La mise à l’arrêt des économies et notamment des transports (…) a largement ébranlé le secteur des énergies. A l’exception, au moins en partie, de celui des renouvelables.
Perrine Mouterde qui fait cette analyse semble ignorer qu’il y a peu d’aéroplanes qui fonctionnent à l’énergie solaire, que la marine marchande à voile a disparu et que les camions électriques sont très rares. Elle ne devrait pas s’étonner que le quasi arrêt des échanges commerciaux et touristiques plombe essentiellement la consommation d’énergie fossile.
Au premier trimestre, la production des énergies renouvelables a crû d’environ 3%. Depuis le confinement la Belgique, l’Italie, l’Allemagne, la Hongrie ou l’est des Etats Unis ont même connu un niveau record quant à la part des renouvelables dans leur production d’électricité, sans que cela provoque des difficultés en matière de réseaux.
Là aussi la journaliste semble ignorer que la production d’EnR ne dépend pas des pandémies, la maintenance des installations ne nécessitant que très peu de main d’œuvre, mais des puissances installées (en l’occurrence avant la crise) et des conditions météorologiques. Par contre elle a entendu parler des critiques soulevées quant au risque que fait peser l’intermittence de la production sur la fiabilité des réseaux mais elle la confond avec le risque d’une grosse production.
Vient ensuite la question que tout le monde se pose : les EnR ont fait face à la première vague mais qu’en est-il de l’avenir ? Là, les spécialistes s’inquiètent en particulier du fait que les nouvelles installations sont retardées ou compromises vu la désorganisation du commerce mondial.
Mais ces difficultés sont pour le court terme, tous les experts consultés sont d’accord, l’avenir est aux énergies renouvelables car on constate des améliorations spectaculaires dans la compétitivité-coût de l’énergie solaire et éolienne. Pourtant P Mouterde note plus haut que les faibles prix des énergies fossiles pourraient pousser des Etats à continuer de privilégier ces combustibles traditionnels.
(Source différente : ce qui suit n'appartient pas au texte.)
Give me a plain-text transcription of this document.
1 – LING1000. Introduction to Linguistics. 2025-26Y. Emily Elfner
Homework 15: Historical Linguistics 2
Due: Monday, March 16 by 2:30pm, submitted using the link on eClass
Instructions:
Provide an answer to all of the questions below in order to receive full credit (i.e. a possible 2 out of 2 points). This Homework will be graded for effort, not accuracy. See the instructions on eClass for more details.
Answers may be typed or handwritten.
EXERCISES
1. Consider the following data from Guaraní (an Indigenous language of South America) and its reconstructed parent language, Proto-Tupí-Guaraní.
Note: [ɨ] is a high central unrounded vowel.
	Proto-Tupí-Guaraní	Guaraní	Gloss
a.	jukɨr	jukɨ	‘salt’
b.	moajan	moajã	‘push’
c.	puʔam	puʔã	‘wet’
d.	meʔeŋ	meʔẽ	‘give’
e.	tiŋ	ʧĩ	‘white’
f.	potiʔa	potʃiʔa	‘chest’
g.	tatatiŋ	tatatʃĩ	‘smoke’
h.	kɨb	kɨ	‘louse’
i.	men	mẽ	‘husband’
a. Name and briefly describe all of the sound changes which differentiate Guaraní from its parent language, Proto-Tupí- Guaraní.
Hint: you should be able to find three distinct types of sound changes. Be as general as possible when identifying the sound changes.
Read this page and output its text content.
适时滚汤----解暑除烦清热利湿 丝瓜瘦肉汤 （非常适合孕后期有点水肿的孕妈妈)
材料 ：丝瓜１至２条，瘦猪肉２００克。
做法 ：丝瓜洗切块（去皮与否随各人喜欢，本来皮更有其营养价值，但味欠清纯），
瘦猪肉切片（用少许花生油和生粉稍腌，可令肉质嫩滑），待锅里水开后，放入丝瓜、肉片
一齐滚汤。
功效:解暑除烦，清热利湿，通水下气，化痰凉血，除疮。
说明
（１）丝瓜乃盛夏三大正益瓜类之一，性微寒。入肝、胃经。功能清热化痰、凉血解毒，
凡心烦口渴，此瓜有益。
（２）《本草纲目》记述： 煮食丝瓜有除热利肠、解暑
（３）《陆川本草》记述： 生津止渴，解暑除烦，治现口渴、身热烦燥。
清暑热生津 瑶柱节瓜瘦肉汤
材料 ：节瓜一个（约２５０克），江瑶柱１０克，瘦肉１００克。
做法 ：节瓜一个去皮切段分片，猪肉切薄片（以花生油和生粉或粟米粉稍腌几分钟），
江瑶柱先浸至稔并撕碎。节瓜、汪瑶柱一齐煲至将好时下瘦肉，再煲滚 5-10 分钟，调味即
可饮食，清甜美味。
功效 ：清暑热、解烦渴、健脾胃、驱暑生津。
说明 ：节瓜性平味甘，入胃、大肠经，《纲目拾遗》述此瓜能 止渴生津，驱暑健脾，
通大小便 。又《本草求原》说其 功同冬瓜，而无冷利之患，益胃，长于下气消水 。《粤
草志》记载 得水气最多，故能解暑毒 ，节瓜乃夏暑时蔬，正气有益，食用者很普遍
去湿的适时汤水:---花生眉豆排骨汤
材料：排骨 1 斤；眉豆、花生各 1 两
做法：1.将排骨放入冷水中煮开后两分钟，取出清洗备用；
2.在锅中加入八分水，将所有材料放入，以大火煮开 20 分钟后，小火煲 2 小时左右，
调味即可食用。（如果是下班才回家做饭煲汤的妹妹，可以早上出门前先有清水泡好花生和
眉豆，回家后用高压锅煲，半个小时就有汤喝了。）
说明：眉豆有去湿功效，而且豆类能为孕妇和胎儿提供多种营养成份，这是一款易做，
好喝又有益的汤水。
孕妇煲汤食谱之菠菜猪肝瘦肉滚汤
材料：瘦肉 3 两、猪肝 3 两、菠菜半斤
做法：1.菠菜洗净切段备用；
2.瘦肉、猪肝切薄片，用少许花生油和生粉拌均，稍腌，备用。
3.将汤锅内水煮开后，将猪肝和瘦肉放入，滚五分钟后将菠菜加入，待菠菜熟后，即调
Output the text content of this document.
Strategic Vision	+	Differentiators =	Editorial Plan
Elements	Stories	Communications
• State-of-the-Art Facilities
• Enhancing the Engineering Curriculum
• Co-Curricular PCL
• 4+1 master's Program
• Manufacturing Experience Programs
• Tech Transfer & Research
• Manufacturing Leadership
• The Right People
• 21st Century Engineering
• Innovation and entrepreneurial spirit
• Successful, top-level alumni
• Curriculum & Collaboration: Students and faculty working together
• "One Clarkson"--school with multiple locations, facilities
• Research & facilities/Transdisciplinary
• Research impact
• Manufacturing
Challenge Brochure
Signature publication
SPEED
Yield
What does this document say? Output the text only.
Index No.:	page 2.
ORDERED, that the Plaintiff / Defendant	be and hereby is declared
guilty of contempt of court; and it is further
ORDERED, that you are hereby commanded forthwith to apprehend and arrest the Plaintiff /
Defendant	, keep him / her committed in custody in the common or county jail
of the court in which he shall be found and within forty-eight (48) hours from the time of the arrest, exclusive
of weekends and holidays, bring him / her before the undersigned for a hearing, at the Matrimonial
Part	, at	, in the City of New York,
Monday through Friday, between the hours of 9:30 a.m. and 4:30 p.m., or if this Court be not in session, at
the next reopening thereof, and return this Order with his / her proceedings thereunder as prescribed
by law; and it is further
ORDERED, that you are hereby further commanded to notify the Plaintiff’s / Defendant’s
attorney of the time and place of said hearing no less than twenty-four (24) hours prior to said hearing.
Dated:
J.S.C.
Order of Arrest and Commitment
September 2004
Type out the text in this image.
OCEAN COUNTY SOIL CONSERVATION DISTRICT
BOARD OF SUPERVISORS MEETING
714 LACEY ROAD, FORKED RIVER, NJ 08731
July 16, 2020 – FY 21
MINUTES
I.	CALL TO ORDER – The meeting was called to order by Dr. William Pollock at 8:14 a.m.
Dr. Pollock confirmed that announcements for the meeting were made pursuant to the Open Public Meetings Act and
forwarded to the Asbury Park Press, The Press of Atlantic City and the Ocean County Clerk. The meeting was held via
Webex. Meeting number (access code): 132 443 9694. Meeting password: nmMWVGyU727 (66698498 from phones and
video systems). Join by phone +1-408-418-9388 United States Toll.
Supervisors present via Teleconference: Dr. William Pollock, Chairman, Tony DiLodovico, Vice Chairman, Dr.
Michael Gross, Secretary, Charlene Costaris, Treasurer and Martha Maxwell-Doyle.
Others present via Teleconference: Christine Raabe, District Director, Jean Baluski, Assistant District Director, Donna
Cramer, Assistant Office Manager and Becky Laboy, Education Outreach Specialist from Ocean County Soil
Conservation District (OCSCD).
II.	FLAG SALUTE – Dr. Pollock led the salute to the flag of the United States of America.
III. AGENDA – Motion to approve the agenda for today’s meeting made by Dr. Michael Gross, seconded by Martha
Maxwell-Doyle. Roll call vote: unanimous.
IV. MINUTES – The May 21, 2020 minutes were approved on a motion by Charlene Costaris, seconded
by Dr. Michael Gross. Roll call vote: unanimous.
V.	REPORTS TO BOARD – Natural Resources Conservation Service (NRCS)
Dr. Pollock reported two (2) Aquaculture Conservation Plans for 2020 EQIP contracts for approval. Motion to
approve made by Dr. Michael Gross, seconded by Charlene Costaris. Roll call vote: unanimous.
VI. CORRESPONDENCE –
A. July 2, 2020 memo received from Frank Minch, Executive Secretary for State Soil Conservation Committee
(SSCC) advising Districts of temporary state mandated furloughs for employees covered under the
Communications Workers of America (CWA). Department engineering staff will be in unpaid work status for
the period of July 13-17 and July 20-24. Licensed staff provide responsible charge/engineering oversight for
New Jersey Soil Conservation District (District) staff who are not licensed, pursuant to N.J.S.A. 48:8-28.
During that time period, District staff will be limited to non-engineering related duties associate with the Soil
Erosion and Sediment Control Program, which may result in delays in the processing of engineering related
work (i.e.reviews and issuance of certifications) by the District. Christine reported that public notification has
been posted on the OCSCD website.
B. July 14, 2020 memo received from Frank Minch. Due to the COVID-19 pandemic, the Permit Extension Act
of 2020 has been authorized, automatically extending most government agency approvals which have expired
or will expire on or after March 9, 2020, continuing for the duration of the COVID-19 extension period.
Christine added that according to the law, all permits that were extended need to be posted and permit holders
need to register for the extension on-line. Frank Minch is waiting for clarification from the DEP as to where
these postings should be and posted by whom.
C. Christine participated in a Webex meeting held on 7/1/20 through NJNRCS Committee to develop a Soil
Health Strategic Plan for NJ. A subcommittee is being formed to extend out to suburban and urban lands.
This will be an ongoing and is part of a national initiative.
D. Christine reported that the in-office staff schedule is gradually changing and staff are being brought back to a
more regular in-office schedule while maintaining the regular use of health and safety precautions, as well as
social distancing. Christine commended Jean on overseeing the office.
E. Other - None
On ne sait plus à quel saint spéculateur se fier !
Après ce tableau mondial du problème de l’énergie vient un second article qui zoome sur la France sous le titre :
En France le secteur appelle à une accélération de la transition.
On a tendance à penser que le premier article n’était que la mise en situation du second.
Alors que la consommation électrique a baissé de 15 à 20% pendant le confinement, la part des énergies renouvelables dans le mix électrique a augmenté – elle a par exemple été de 35% en moyenne le 29 mars – en raison de la priorisation de ces sources d’énergie dans les réseaux et des bonnes conditions météorologiques. « Nous pouvons nous féliciter de la preuve grandeur nature que la stabilité du réseau électrique peut être garantie avec une part significative d’énergie renouvelable » salue Elisabeth Borne.
Tiens, la journaliste a entendu parler des conditions météo qu’elle omettait précédemment mais aussi pour la France de la priorisation qu’elle se garde bien d’expliquer. Hormis les spécialistes, qui comprend que si la consommation d’électricité baisse et que l’on conserve la priorisation, mécaniquement la part des EnR augmente ? Quant à la ministre, elle n’est pas exigeante pour vérifier et garantir la stabilité du réseau.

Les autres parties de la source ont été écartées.